Soal Radikalisme dan Terorisme, Gubernur Harap Generasi Muda Maluku Tidak Percaya Berita Hoax
http://www.beritamalukuonline.com/2018/08/soal-radikalisme-dan-terorisme-gubernur.html
BERITA MALUKU. Gubernur Maluku berharap generasi muda di Maluku untuk tidak percaya terhadap informasi yang kurang jelas, serta tidak menggunakan berita-berita terutama dari media sosial yang tidak jelas kebenarannya.
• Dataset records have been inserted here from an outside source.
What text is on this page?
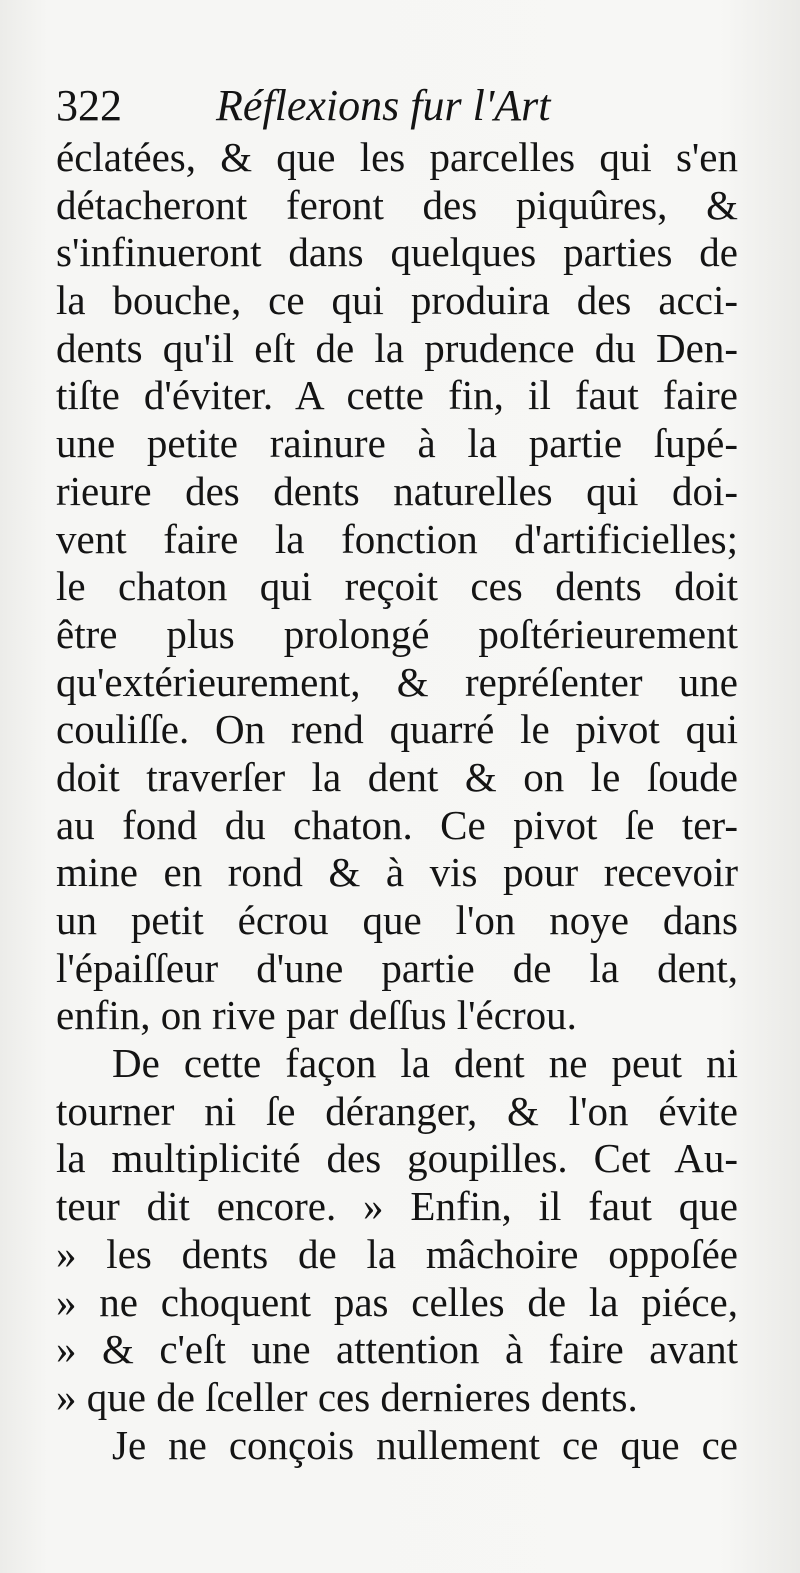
322 Réflexions fur l'Art
éclatées, & que les parcelles qui s'en
détacheront feront des piquûres, &
s'infinueront dans quelques parties de
la bouche, ce qui produira des acci-
dents qu'il eſt de la prudence du Den-
tiſte d'éviter. A cette fin, il faut faire
une petite rainure à la partie ſupé-
rieure des dents naturelles qui doi-
vent faire la fonction d'artificielles;
le chaton qui reçoit ces dents doit
être plus prolongé poſtérieurement
qu'extérieurement, & repréſenter une
couliſſe. On rend quarré le pivot qui
doit traverſer la dent & on le ſoude
au fond du chaton. Ce pivot ſe ter-
mine en rond & à vis pour recevoir
un petit écrou que l'on noye dans
l'épaiſſeur d'une partie de la dent,
enfin, on rive par deſſus l'écrou.
De cette façon la dent ne peut ni
tourner ni ſe déranger, & l'on évite
la multiplicité des goupilles. Cet Au-
teur dit encore. » Enfin, il faut que
» les dents de la mâchoire oppoſée
» ne choquent pas celles de la piéce,
» & c'eſt une attention à faire avant
» que de ſceller ces dernieres dents.
Je ne conçois nullement ce que ce
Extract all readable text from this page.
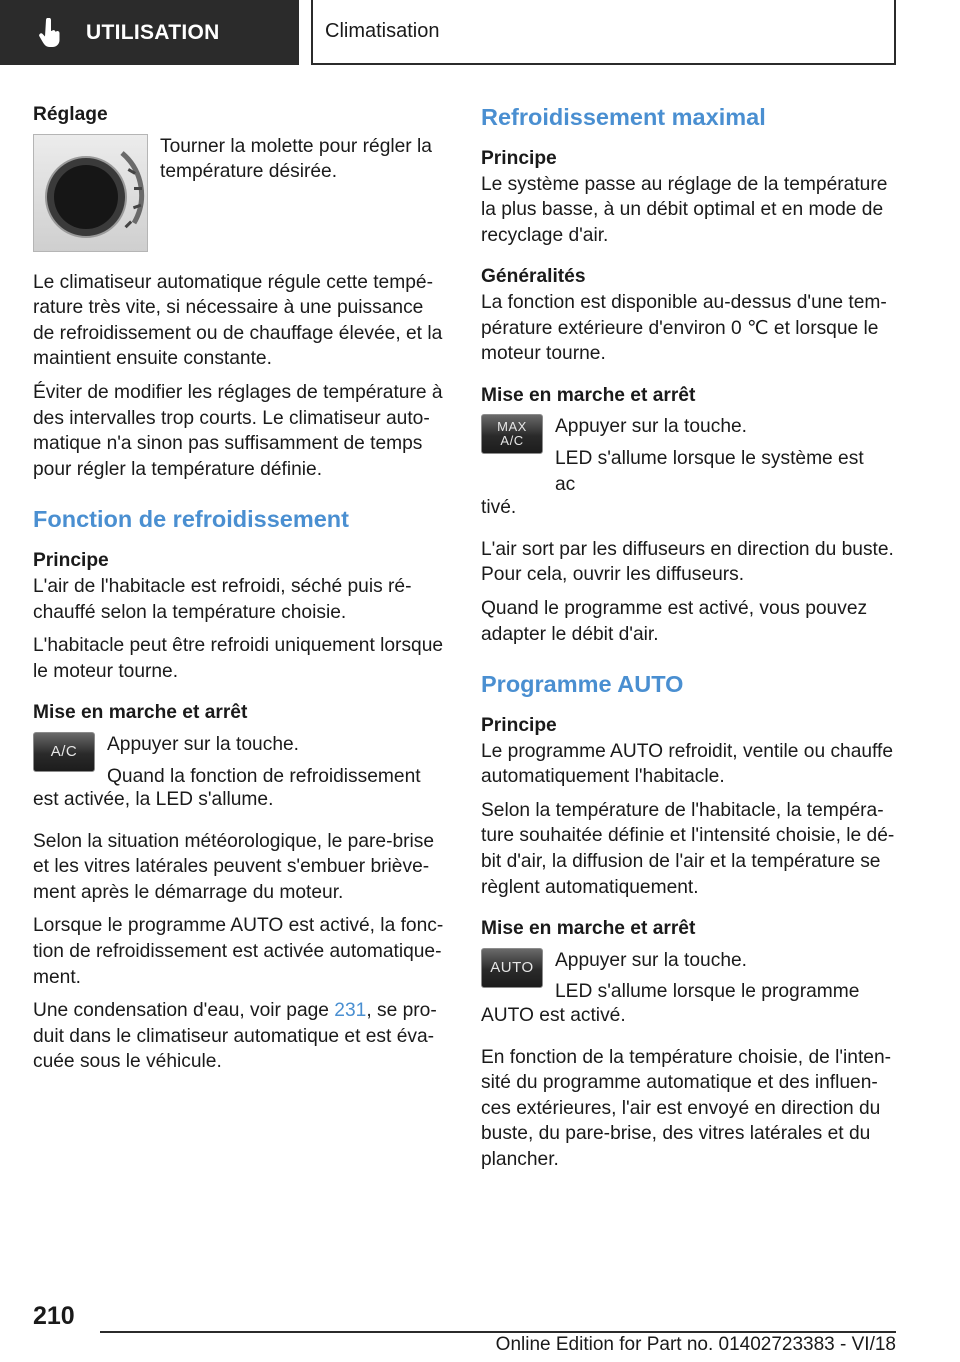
UTILISATION	Climatisation
Réglage

Tourner la molette pour régler la température désirée.

Le climatiseur automatique régule cette température très vite, si nécessaire à une puissance de refroidissement ou de chauffage élevée, et la maintient ensuite constante.

Éviter de modifier les réglages de température à des intervalles trop courts. Le climatiseur automatique n'a sinon pas suffisamment de temps pour régler la température définie.

Fonction de refroidissement
Principe

L'air de l'habitacle est refroidi, séché puis réchauffé selon la température choisie.

L'habitacle peut être refroidi uniquement lorsque le moteur tourne.

Mise en marche et arrêt
A/C	Appuyer sur la touche.

Quand la fonction de refroidissement

est activée, la LED s'allume.

Selon la situation météorologique, le pare-brise et les vitres latérales peuvent s'embuer brièvement après le démarrage du moteur.

Lorsque le programme AUTO est activé, la fonction de refroidissement est activée automatiquement.

Une condensation d'eau, voir page 231, se produit dans le climatiseur automatique et est évacuée sous le véhicule.

Refroidissement maximal
Principe

Le système passe au réglage de la température la plus basse, à un débit optimal et en mode de recyclage d'air.

Généralités

La fonction est disponible au-dessus d'une température extérieure d'environ 0 ℃ et lorsque le moteur tourne.

Mise en marche et arrêt
MAX
A/C

Appuyer sur la touche.

LED s'allume lorsque le système est ac

tivé.

L'air sort par les diffuseurs en direction du buste. Pour cela, ouvrir les diffuseurs.

Quand le programme est activé, vous pouvez adapter le débit d'air.

Programme AUTO
Principe

Le programme AUTO refroidit, ventile ou chauffe automatiquement l'habitacle.

Selon la température de l'habitacle, la température souhaitée définie et l'intensité choisie, le débit d'air, la diffusion de l'air et la température se règlent automatiquement.

Mise en marche et arrêt
AUTO	Appuyer sur la touche.

LED s'allume lorsque le programme

AUTO est activé.

En fonction de la température choisie, de l'intensité du programme automatique et des influences extérieures, l'air est envoyé en direction du buste, du pare-brise, des vitres latérales et du plancher.

210
Online Edition for Part no. 01402723383 - VI/18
Hal itu disampaikan Gubernur dalam sambutannya pada kegiatan Workshop Literasi Digital Sebagai Upaya Pencegahan Radikalisme dan Terorisme di Masyarakat melalui Forum Koordinasi Pencegahan Terorisme (FKPT) Maluku, berlangsung di Pasific Hotel, Rabu (15/8/2018).
"Semua harus di cek terlebih dahulu kebenarannya, apalagi menyangkut informasi atau berita yang dapat memecah belah persatuan dan kesatuan bangsa," kata Gubernur melalui Staf Ahli Gubernur Bidang Pembangunan Ekonomi dan Keuangan, Roni Tairas.
Menurut Gubernur, radikalisme dan terorisme senantiasa mewarnai perjalanan sejarah bangsa Indonesia, yang mana aktivitas kelompok teroris dengan aksi dan ancaman kekerasannya kerap menjadi hantu yang menakutkan kedamaian masyarakat dan kedaulatan bangsa.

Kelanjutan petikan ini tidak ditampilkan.